Israel and the international community should hold negotiations with Hamas and continue to fund the Palestinian Authority rather than boycotting it, former foreign minister Shlomo Ben-Ami said Sunday.
"I think financial aid must be given to Hamas," Ben-Ami told a packed audience at the American Colony Hotel in east Jerusalem. "Giving to NGO's will not solve the problem. You cannot call for democracy in the Arab world and then punish the people who are elected," he said, speaking at the launching of his new book, Scars of War, Wounds of Peace: The Israeli-Arab Tragedy.
Ben-Ami expressed strong criticism of Acting Prime Minister Ehud Olmert's convergence plan for unilateral withdrawal from parts of the West Bank, saying it would not be accepted abroad or bring security to Israel.
"The convergence plan is based on fallacies," said Ben-Ami. "[Olmert] assumes that if he fails to reach a settlement with the PA - and the PA for him is Abu Mazen [PA Chairman Mahmoud Abbas] - the international community will accept his unilaterally defined borders as final borders. They will not," he said.
Ben-Ami drew a parallel between withdrawal from the West Bank and Israel's withdrawal from the security zone in southern Lebanon. "All the years we held a security zone, we did not achieve the level of quiet that we have had since we returned to internationally accepted borders," he said. "Withdrawing to unilateral borders that include settlement blocs is not going to give us security."
After a career teaching modern history at Tel Aviv University, Ben-Ami was appointed Israel's ambassador to Spain in 1987. In 1996 he entered politics, becoming minister of internal security in 1999 and minister of foreign affairs in 2000.
Ben-Ami said Israel's policy of unilateralism was not new. "The Israeli tradition of playing chess with ourselves has existed for many years," he said. "It's painful to depart from that tradition."
Israel could keep Jewish settlement blocs in the West Bank if this was negotiated with the Palestinians, he said. "The Clinton plan gave the Palestinians compensation and a land swap," said Ben-Ami. "But the Bush letter to [Prime Minister Ariel] Sharon is like the Balfour Declaration. It only tells Jews what they will get and ignores the other side." Ben-Ami said that borders set unilaterally would be illegitimate. President George Bush's letter of April 14, 2004 expressed understanding for Israel's need to retain some West Bank settlements.
Ben-Ami said the idea of spreading democracy in the Arab world was "based on a major conceptual mistake of the Neocons. They thought that if you give the Arabs a choice to vote, they will chose what you want. But if you give the vote today to Egyptians they will bring in an Islamist government which is not friendly to either the US or Israel."

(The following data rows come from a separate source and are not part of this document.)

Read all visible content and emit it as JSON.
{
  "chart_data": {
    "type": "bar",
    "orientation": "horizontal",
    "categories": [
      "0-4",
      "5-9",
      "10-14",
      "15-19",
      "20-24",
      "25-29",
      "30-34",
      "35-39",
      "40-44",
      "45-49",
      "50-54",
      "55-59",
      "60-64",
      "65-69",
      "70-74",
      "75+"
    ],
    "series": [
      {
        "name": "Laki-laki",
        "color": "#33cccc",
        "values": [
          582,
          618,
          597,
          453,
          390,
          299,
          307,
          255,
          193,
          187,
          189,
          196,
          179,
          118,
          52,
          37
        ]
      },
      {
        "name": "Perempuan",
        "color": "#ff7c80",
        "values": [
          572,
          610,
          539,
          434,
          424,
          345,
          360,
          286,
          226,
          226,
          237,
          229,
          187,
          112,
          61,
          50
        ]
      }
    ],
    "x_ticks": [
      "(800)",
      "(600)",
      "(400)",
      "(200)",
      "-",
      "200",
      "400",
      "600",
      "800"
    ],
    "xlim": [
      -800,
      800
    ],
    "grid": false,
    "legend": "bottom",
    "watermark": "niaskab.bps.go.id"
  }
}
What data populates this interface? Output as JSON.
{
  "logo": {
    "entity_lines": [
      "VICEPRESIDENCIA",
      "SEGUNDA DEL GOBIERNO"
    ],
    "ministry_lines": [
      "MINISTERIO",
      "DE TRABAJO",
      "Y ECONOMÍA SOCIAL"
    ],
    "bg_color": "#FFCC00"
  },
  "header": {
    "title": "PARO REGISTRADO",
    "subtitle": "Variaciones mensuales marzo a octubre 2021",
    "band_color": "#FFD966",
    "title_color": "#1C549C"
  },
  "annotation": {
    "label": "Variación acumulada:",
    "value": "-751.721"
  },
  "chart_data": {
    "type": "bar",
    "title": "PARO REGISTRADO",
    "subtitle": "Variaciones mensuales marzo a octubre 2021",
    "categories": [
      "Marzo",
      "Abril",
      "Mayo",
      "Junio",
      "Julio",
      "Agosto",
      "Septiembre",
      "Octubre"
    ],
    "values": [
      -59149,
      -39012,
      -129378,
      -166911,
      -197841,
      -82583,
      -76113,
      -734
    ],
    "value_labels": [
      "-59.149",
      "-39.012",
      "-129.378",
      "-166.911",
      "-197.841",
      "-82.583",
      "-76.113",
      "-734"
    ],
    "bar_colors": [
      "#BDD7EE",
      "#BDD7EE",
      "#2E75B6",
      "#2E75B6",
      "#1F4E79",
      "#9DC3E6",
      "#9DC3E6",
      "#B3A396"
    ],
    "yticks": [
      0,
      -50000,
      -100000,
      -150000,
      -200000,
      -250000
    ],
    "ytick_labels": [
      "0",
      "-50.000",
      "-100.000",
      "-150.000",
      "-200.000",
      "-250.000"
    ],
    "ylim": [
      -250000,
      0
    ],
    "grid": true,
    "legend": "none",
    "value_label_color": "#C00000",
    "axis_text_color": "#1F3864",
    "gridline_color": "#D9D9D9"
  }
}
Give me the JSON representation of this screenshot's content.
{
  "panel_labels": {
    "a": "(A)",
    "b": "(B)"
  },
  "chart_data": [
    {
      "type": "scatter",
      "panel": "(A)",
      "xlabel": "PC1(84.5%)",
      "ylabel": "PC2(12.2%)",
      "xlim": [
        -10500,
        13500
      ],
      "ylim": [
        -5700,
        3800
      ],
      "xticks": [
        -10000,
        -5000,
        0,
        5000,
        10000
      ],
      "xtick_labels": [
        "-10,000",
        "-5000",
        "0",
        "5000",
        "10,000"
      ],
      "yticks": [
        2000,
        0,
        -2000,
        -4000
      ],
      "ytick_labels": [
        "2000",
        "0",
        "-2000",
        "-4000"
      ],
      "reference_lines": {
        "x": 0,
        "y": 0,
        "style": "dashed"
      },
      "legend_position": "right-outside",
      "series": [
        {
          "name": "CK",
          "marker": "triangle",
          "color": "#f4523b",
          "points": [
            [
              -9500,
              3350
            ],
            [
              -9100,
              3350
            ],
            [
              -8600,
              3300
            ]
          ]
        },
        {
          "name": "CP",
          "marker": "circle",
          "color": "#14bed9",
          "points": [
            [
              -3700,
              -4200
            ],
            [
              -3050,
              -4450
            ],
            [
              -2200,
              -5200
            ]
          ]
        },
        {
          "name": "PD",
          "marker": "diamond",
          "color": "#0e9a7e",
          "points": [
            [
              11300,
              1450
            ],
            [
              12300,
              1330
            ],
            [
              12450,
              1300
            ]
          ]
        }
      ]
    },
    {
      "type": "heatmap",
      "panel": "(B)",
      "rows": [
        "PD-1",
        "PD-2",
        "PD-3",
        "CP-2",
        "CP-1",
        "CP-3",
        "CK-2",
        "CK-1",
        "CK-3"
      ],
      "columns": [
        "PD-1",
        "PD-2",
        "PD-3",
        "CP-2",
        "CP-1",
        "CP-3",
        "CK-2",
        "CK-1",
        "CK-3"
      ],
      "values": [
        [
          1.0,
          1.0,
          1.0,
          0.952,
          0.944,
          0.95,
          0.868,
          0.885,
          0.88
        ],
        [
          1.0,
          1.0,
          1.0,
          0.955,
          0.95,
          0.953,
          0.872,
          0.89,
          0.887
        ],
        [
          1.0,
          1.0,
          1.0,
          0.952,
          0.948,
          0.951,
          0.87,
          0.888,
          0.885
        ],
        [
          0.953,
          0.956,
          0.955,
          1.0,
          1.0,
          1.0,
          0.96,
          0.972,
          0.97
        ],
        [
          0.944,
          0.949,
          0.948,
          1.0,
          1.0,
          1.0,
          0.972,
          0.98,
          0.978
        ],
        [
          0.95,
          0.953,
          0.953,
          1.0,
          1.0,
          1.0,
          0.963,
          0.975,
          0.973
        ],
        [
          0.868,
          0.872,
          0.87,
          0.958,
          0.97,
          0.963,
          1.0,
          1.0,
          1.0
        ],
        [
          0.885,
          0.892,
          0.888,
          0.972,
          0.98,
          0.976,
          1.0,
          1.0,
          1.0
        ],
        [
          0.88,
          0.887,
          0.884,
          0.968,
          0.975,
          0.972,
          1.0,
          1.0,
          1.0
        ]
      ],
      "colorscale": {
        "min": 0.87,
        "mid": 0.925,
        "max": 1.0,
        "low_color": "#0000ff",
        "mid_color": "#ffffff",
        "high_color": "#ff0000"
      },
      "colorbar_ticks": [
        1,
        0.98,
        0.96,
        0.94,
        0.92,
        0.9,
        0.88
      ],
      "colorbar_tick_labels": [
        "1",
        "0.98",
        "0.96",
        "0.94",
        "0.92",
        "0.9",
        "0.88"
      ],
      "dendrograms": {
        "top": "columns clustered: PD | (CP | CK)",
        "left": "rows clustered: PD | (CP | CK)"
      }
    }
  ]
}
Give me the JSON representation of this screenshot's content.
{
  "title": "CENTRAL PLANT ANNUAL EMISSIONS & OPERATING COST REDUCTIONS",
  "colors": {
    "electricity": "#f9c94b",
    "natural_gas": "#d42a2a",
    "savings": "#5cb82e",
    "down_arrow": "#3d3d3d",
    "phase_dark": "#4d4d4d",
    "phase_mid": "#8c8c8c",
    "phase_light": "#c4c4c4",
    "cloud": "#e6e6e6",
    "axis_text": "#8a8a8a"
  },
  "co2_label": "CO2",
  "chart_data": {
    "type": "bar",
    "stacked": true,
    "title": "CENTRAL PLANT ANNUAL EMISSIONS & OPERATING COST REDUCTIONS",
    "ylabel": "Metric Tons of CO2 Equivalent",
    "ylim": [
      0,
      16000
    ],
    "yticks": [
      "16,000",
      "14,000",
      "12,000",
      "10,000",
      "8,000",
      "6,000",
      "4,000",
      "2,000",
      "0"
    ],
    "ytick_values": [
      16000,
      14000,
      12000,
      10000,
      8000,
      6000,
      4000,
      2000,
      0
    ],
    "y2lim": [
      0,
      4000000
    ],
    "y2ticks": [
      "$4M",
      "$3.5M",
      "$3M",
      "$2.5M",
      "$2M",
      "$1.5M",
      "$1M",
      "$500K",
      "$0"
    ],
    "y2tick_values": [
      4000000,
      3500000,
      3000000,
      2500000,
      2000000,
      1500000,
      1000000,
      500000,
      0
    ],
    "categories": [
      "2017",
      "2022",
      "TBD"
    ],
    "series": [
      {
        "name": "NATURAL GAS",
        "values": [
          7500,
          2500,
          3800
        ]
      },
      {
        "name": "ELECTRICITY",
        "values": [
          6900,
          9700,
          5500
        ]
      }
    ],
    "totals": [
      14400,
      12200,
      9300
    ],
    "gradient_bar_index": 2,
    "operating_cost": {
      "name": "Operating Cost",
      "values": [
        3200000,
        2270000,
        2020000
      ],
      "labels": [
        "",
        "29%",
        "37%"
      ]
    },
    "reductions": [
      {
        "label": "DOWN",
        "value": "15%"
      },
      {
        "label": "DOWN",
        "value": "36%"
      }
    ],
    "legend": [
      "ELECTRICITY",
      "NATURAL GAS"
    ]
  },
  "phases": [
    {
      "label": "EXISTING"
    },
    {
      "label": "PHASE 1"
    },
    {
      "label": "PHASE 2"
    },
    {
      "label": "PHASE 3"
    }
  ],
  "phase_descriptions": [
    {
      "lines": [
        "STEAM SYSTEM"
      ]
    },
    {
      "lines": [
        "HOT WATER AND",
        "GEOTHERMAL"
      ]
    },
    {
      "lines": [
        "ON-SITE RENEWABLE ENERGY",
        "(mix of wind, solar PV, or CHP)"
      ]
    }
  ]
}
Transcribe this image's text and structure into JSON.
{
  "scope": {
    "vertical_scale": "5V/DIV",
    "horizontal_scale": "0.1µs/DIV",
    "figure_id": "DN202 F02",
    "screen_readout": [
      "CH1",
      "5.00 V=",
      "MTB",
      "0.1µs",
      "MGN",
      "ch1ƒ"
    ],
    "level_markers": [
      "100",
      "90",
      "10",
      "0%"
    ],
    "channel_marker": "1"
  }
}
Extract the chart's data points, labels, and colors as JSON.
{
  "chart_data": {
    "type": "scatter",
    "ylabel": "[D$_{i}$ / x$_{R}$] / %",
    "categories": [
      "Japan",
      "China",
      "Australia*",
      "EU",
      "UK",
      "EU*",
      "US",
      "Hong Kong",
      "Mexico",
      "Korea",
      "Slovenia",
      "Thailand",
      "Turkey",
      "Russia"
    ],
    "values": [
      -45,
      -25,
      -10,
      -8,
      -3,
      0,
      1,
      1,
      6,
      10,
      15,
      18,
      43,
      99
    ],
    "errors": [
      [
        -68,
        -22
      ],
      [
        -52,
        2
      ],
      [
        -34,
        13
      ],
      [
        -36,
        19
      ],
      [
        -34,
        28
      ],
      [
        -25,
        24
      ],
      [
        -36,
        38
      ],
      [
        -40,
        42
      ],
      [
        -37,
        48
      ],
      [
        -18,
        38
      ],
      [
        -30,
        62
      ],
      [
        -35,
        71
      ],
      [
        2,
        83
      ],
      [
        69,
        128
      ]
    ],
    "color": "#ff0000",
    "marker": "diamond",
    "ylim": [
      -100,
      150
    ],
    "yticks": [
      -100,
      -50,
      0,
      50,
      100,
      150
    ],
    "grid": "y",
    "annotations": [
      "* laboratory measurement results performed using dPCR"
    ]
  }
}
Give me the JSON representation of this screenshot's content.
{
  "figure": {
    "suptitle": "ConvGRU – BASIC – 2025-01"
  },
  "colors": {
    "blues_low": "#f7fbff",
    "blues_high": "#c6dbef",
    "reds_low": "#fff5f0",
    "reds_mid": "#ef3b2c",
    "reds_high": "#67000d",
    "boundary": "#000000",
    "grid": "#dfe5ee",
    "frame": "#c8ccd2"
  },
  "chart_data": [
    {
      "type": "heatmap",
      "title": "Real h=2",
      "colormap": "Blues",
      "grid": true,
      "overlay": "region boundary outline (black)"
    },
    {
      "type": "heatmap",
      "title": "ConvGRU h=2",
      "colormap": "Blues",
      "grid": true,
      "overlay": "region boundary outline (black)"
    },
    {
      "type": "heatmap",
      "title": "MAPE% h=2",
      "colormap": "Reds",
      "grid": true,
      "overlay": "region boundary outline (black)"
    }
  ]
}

Hamas, he said, was different. "Hamas is not al-Qaida. It is an organization that has used terror in the service of well-defined national goals... You can argue the means are inadmissible, but the rationale is essentially nationalistic," he said.
Instead of isolating Hamas, it should be pressured to accepting an Arab-drafted peace offer, said Ben-Ami. "If, for example, Israel would reach an end-game plan with the Palestinians based on the Saudi Initiative - which is part of the road map - then Hamas would be isolated by the Arab world if they don't follow through with it." According to Ben-Ami, diplomatic and financial isolation of Hamas will only cause it to "return to social work and terror."
Ben-Ami said Hamas should be required to meet two conditions for the renewal of diplomatic negotiations and to have relations with Israel and the international community: acceptance of a two-state solution and halting terror.
Nicholas Pelham, a senior Jerusalem-based analyst for the International Crisis Group, agreed with Ben-Ami's assessment.
"Cutting aid to the Palestinian Authority is certain to lead to more violence, not less," said Pelham. "Israel and the international community should find a formula for interacting with the Palestinian Authority."
Ben-Ami suggested that negotiations with the Hamas-led PA could begin without it extending formal recognition to the Jewish state.
"I think if Hamas offered a long-term cease-fire long ago, in contradiction to their basic ideology, then negotiations will likely lead them further," Ben-Ami said. But, he said, "they cannot be expected to change their long-standing policy... about accepting Israel without signs of a quid pro quo."
Pelham said that the ideological differences between the two sides were a matter of semantics. "Israel and the international community need to focus on deeds rather than words," he said. "Under Fatah, there was a commitment to nonviolence but a reality of violence. The test for Hamas is whether or not it can deliver a cessation of violence, not promises which can be kept one day and broken the next."
Pelham said Hamas has generally adhered to the cease-fire it declared in March 2005, in contrast to other Palestinian factions, including Fatah.